Kevin Kline did a marvelous job as the Pirate King in Penzance, and The Pirate Movie was just as awful as it was the first time around when I was so young. I am also amazed at the ability of youth to totally miss all the totally glaring innuendo. I mean, how could one miss TPM's Pirate King's cod piece? I mean really? And yet I did. The first time around...


Sarah commented on using The Electric Company in her class when she was a teacher. This made me think of my father, so I must tell the story.

My father was in special education for over twenty years. Maybe closer to thirty. He taught during the early 70's, then went into a form of consulting (which is a story for another time) and then went into administration in the '80's into the '90's.

During his teaching years in the '70's, his class would watch The Electric Company. The kids totally dug the show, and Dad and his aide would sit in the back of the class and giggle at the more advanced jokes.

That's the thing about shows like The Electric Company -- there's something for everyone. I love shows where the adults are entertained as well as the kids with good, intelligent, fun humor. There's not a lot of shows out there like that anymore, AFAIK. And there should be.

But I digress...

Around the time I was born, my father decided to get his doctorate. He stayed home with me and did his coursework and research while my mother worked primarily outside of the home. Everyday he and I would watch The Electric Company together, once I was about two years of age. Of course, I also watched Sesame Street and Mr. Rogers*. By this time, TEC was purely in reruns, having quit production about a year before I was born. Which is, of course, a Very Sad Thing.

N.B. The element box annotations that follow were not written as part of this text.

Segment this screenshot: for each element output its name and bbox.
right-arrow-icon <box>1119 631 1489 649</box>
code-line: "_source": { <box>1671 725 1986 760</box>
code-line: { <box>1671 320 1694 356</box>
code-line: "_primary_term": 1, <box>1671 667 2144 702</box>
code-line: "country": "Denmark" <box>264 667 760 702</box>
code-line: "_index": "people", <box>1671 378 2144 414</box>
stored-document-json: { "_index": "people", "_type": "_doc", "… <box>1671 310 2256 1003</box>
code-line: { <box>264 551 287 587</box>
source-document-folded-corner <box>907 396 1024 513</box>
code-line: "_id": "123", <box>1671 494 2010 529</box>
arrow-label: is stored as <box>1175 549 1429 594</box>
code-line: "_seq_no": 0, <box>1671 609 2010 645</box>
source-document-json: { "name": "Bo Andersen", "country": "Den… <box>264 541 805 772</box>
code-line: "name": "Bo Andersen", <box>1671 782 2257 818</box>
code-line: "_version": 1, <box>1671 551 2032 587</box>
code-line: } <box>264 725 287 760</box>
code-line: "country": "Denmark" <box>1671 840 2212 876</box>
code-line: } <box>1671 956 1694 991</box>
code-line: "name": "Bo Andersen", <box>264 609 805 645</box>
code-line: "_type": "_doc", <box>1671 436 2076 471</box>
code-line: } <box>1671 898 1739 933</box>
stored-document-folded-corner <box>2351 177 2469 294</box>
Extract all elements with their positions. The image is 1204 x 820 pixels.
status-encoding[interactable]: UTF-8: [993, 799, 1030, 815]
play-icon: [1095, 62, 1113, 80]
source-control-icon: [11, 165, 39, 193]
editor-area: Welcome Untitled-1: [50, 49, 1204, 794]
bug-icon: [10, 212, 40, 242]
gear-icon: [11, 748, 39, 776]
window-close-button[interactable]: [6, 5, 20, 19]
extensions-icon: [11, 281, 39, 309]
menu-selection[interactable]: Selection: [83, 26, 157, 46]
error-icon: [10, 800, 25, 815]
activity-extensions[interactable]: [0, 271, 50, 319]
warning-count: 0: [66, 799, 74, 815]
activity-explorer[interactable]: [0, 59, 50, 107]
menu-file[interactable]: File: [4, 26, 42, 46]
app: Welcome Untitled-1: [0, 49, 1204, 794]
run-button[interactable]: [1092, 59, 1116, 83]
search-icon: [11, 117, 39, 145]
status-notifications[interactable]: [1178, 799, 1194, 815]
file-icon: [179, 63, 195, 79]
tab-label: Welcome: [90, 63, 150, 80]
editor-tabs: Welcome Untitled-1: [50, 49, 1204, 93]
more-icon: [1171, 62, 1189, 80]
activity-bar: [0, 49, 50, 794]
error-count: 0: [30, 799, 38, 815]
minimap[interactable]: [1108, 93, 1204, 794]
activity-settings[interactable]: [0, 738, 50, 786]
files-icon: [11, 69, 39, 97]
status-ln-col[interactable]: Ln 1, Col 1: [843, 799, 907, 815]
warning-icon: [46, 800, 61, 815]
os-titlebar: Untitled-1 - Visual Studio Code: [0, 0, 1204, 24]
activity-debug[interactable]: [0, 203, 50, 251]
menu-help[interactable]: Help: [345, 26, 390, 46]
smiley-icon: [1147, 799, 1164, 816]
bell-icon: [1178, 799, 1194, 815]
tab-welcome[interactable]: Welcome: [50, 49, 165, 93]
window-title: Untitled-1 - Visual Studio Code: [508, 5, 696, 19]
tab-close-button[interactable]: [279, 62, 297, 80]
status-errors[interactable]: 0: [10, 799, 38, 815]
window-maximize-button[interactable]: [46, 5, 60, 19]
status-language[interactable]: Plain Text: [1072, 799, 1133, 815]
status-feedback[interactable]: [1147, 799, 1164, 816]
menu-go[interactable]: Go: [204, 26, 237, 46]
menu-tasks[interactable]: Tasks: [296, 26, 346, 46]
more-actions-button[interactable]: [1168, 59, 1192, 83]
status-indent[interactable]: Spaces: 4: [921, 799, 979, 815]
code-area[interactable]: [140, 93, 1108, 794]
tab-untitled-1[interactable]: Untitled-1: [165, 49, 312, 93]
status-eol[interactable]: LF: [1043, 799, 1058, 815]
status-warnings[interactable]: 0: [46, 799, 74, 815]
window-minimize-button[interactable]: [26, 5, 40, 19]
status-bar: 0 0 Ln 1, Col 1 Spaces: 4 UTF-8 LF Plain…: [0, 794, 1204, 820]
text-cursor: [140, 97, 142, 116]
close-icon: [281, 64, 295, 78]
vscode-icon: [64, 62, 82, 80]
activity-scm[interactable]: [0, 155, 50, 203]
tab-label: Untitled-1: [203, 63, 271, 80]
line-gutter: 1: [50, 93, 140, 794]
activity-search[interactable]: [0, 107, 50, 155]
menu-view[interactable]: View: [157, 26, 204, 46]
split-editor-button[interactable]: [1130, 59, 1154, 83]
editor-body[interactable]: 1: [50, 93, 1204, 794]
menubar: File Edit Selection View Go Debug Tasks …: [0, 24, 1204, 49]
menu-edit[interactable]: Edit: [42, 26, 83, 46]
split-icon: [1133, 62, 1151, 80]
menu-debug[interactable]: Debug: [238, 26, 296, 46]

Still, TEC provides some great memories, and may be why I am so fond of Spider-man even today.


I really like sharing the media and experiences from my childhood with my own kids. Avi and I have read some of the Narnia books together (which my mother read to me when I was his age), see some of the movies and TV shows I love so much as a kid, have gone to the zoo, hung out in wading pools, played at the park, ridden bikes, and eaten ice cream cones.

It is not my hope to give him a perfectly happy and peaceful and safe childhood. But I'd like him to have a more safe and happy childhood than the one I had. He won't be immune from fear, but I hope he won't have to deal with some of the fears I dealt with.

Though it still is something that concerns me, I am beginning to believe that I won't turn into my mother and her family and do the things to my kids that they did to me. It's a good feeling. It's something I've been worried about for a lot of years.


And no, the kids didn't watch The Pirate Movie. And I'm not sure they need to. I'm surprised I saw it as a child. My father was usually so particular about such things...


The check for "El Remedio" came last Friday with my copy of the contract. Talk about speedy delivery!

*Which is actually kind of odd. I wonder if my memory is somewhat faulty on this. When I was older I certainly (ordinarily) wouldn't have been allowed two hours of TV most days. And my father was a specialist in child development ... would he have been concerned with two hours of TV a day in the late '70's? Memory is an interesting thing. I wonder what my parents remember?